Now, she's got what she wants. Homeboy has left his mistress/wife and come back to his sister, even though he hasn’t re-married her. And now, she doesn't look happy. She's gained her weight back and she's done some things that have given him tremendous control over her life. If you ask her why, she shrugs her shoulders and mumbles, "Because, I love him."
I can't begin to tell anyone how angry it makes me when women allow men to do some of the most insensitive, unthoughtful, cruel and self-centered things in the world to them all in the name of LOVE. Now, I know some men are stupid and let women do all kinds of dumb things to them too, and they come moping around talking about, "but I love her..." But, by and by with all things being equal, most guys with a ‘set’ will tolerate but so much BS before telling their women, "Baby, it's over. I'm done with this nonsense!" I've had to do this a couple of times myself and it's not that hard to do once the BS gets knee deep.
From my perspective, Women are the major culprits when it comes to letting yourself get treated like crap all in the name of love. These women give Love a bad name!
Love is not a permission slip for people to treat others like dirt. Love does not give one person a free-pass to treat another person like sh-t. Love is not something someone uses to humiliate and degrade another person. Love is not what someone feels when they lie to you, cheat on you, and manipulate you. Love is not what is going on between you and your man when he comes home smelling like women's perfume and sweat. Love is not what you have when your man would rather be in jail than in your arms. Love is not the time you spend in your man's arms crying after he has finished beating your ass. Love is not your man forgetting to pick you up from the bustop in the rain, while he's playing Madden with his boys. Love is not the baby your man made with the girl down the street when he had that week moment in April.
Is my point clear here?
I think there are significant self-esteem issues here. The old dreaded ‘self esteem’ - the main cause for over eating, sleepless nights, suicide, promiscuity, drug use and any countless number of problems that young women have. And here again, the lack of self-esteem causes some of these women to think they need the so-called ‘love’ of these sorry assed guys in their lives. This whole thing makes me so angry.
"I love him, even though he hits me..."
"I love him, even though he cheats a little..."
"I love him, even though he doesn’t know he loves me..."
"I love him, even though he doesn’t talk to me..."
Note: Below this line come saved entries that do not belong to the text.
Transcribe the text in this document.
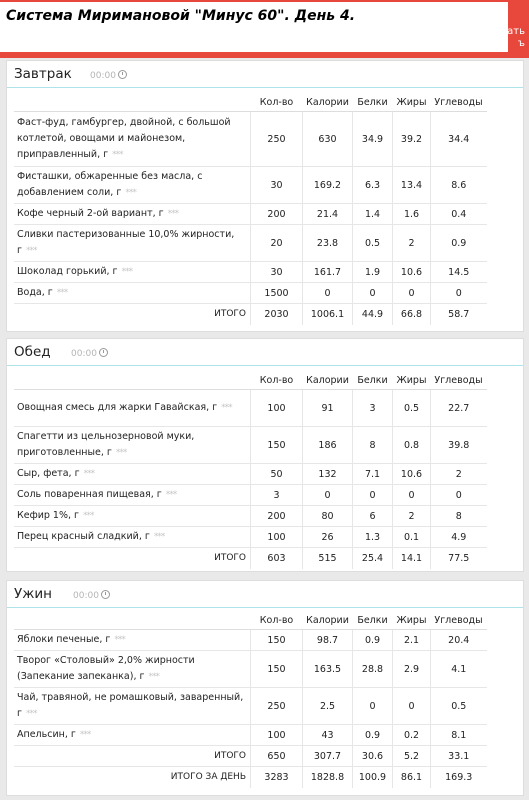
Система Миримановой "Минус 60". День 4.
ать
ъ
Завтрак 00:00
	Кол-во	Калории	Белки	Жиры	Углеводы
Фаст-фуд, гамбургер, двойной, с большой котлетой, овощами и майонезом, приправленный, г ***	250	630	34.9	39.2	34.4
Фисташки, обжаренные без масла, с добавлением соли, г ***	30	169.2	6.3	13.4	8.6
Кофе черный 2-ой вариант, г ***	200	21.4	1.4	1.6	0.4
Сливки пастеризованные 10,0% жирности, г ***	20	23.8	0.5	2	0.9
Шоколад горький, г ***	30	161.7	1.9	10.6	14.5
Вода, г ***	1500	0	0	0	0
ИТОГО	2030	1006.1	44.9	66.8	58.7
Обед 00:00
	Кол-во	Калории	Белки	Жиры	Углеводы
Овощная смесь для жарки Гавайская, г ***	100	91	3	0.5	22.7
Спагетти из цельнозерновой муки, приготовленные, г ***	150	186	8	0.8	39.8
Сыр, фета, г ***	50	132	7.1	10.6	2
Соль поваренная пищевая, г ***	3	0	0	0	0
Кефир 1%, г ***	200	80	6	2	8
Перец красный сладкий, г ***	100	26	1.3	0.1	4.9
ИТОГО	603	515	25.4	14.1	77.5
Ужин 00:00
	Кол-во	Калории	Белки	Жиры	Углеводы
Яблоки печеные, г ***	150	98.7	0.9	2.1	20.4
Творог «Столовый» 2,0% жирности (Запекание запеканка), г ***	150	163.5	28.8	2.9	4.1
Чай, травяной, не ромашковый, заваренный, г ***	250	2.5	0	0	0.5
Апельсин, г ***	100	43	0.9	0.2	8.1
ИТОГО	650	307.7	30.6	5.2	33.1
ИТОГО ЗА ДЕНЬ	3283	1828.8	100.9	86.1	169.3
Nothing would make me happier than to have these women stop allowing men to just run them over with bullshit all in the name of love. Damn-it, these women need to stop blaming Love for their own foolishness. Love is a good thing. Love is respect, commitment, consideration and thoughtfulness. These women that say, "My man treats me bad, but I love him," they are doing nothing more than furthering the favorite mottos of other women:
"...all men are dogs"
"...men don't know how to be faithful."
For the sake of the millions of men OF ALL RACES that know how to treat our women, stop using love as an excuse for not leaving a loser! Stop claiming to love guys that just aren’t worth your time! Stop using love to wash away the fact that your man treats you like a carpet! Just stop giving love a bad name! Find a way to look in the mirror and tell yourself, "I deserve better."